The Affordable Care Act (ACA), enacted into law in 2010, includes provisions designed to reduce Medicare costs, increase Medicare revenues, and develop new health care delivery systems and payment models that improve health care quality and cost efficiency. Major provisions include:
 
  • Reductions to provider payment updates. The annual updates for fee-for-service provider payment rates are adjusted downward to reflect productivity improvements.
  • Basing Medicare Advantage plan payments on fee-for-service rates. Medicare Advantage plan payments are being reduced gradually relative to fee-for-service costs.
  • Health care payment and delivery system improvements. Pilot programs, demonstration projects, and other reforms are being implemented to increase the focus on delivering high-quality and cost-effective care. These include initiatives on bundled payments and accountable-care organizations (ACOs).
  • Increases in Medicare revenues. Provisions to increase Medicare revenues include: increasing the HI payroll tax for earnings above an unindexed threshold, temporarily freezing the income thresholds for Part B income-related premiums, and increasing Part D premiums for higher-income beneficiaries.

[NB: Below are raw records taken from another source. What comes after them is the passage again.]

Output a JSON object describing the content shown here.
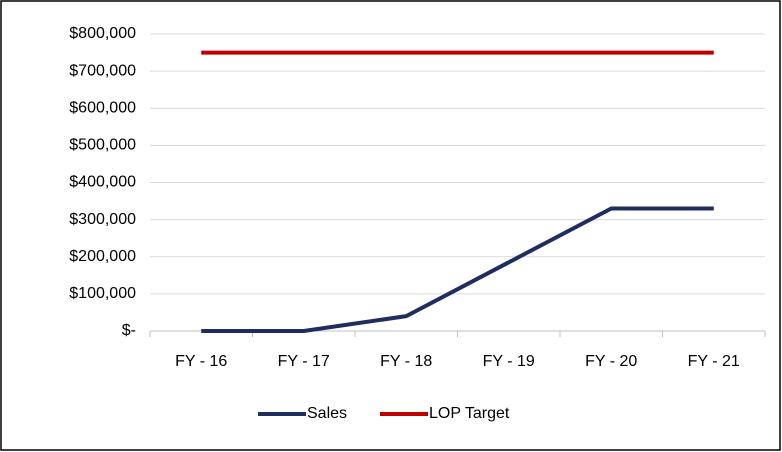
{
  "chart_data": {
    "type": "line",
    "categories": [
      "FY - 16",
      "FY - 17",
      "FY - 18",
      "FY - 19",
      "FY - 20",
      "FY - 21"
    ],
    "series": [
      {
        "name": "Sales",
        "color": "#1f2d5f",
        "values": [
          0,
          0,
          40000,
          185000,
          330000,
          330000
        ]
      },
      {
        "name": "LOP Target",
        "color": "#c00000",
        "values": [
          750000,
          750000,
          750000,
          750000,
          750000,
          750000
        ]
      }
    ],
    "ylim": [
      0,
      800000
    ],
    "yticks": [
      {
        "value": 0,
        "label": "$-"
      },
      {
        "value": 100000,
        "label": "$100,000"
      },
      {
        "value": 200000,
        "label": "$200,000"
      },
      {
        "value": 300000,
        "label": "$300,000"
      },
      {
        "value": 400000,
        "label": "$400,000"
      },
      {
        "value": 500000,
        "label": "$500,000"
      },
      {
        "value": 600000,
        "label": "$600,000"
      },
      {
        "value": 700000,
        "label": "$700,000"
      },
      {
        "value": 800000,
        "label": "$800,000"
      }
    ],
    "grid": true,
    "legend": "bottom"
  }
}
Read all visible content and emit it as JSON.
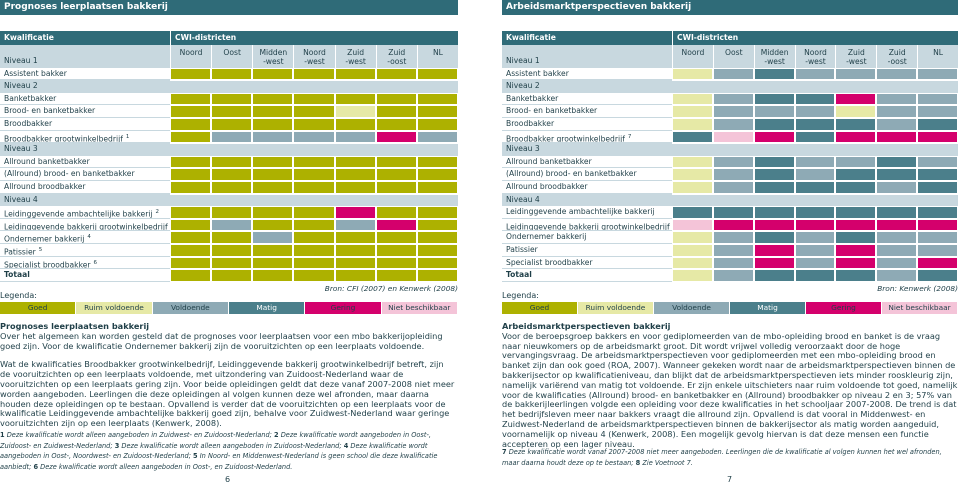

  • Creation of the Independent Payment Advisory Board (IPAB). The board will submit recommendations to make changes to provider payments if Medicare spending exceeds a target per capita growth rate. Unless legislative action overrides the recommendations, they will be implemented automatically. 
 

 
 

1 The IPAB is required to submit proposals to slow Medicare spending growth the year following a determination that the projected Medicare per capita growth rate exceeds a target growth rate. The first year of such a determination is projected to be 2017. Members of the IPAB have not been appointed.
 
2 Premiums for Medicare Parts B and D are income-related. Standard premiums are set to cover approximately 25 percent of program costs. Higher-income beneficiaries pay higher premiums, ranging from 35 percent of program costs to 80 percent of program costs. According to the Kaiser Family Foundation, in 2015, 6 percent of beneficiaries will face the higher income-related premiums for Part B and 5 percent of beneficiaries will face the higher income-related premiums for Part D. These shares are expected to increase over time. See the Kaiser Family Foundation, “Medicare’s Income-Related Premiums: A Data Note,” June 2015. Many Part D beneficiaries will receive low-income premium subsidies, lowering their premiums below 25 percent of program costs. In the aggregate, beneficiary premiums will cover only about 14 percent of total Part D costs in 2016. State payments on behalf of certain beneficiaries will cover about 9 percent of costs and general revenues will cover the remaining 77 percent of costs.
 
3 To date, the CMS Office of the Actuary has certified that expansions of the Pioneer ACO model and the Medicare Diabetes Prevention Program would reduce (or not increase) net Medicare spending. These certifications allow for the models to be expanded to additional Medicare beneficiaries.